Berlin a finalement accepté le compromis concentré sur un nombre limité de professions: services à domicile à la personne, restauration, construction et rénovation de logements privés, maroquinerie, salons de coiffure, mercerie, ainsi que les livres y compris sur supports numériques.
L'Allemagne et d'autres pays réticents comme le Danemark, la République tchèque, la Bulgarie, la Lituanie et l'Estonie ont publié une déclaration séparée visant à limiter l'utilisation de la TVA réduite, à leur avis pas le meilleur moyen pour encourager l'activité.

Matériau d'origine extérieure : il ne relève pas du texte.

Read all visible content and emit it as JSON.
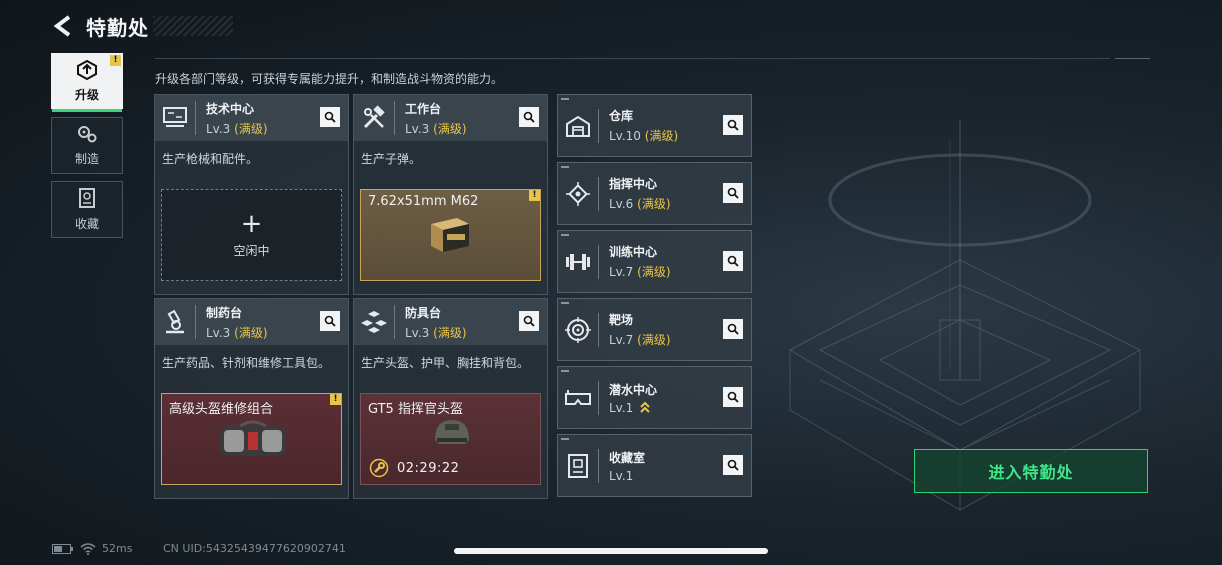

En échange de leur aval, plusieurs pays ont obtenu l'ajout à la liste de TVA réduite de produits jugés cruciaux: deux ponts à péage dans la région de Lisbonne pour le Portugal, les réservoirs de gaz liquéfié pour les Chypriotes, les aliments pour Malte.
Reste à voir quand la TVA réduite sera appliquée pour la restauration en France, et à quel niveau: les professionnels espèrent 5,5% contre 19,6% actuellement, mais le chiffre de 10% ou 12% est aussi évoqué.
Paris a en outre averti qu'il supprimerait en échange certaines aides au secteur et pourrait demander des garanties notamment sur l'emploi. Au final, la réduction de taux devrait coûter un milliard d'euros.
L'autre inconnue est l'effet sur les additions pour les clients.
"La priorité absolue ce sont les salaires" des employés, a réagi mardi André Daguin, président du conseil de surveillance de l'Union des métiers de l'industrie hôtelière (Umih). "J'attends de certains restaurateurs qu'ils baissent les prix", a-t-il toutefois ajouté.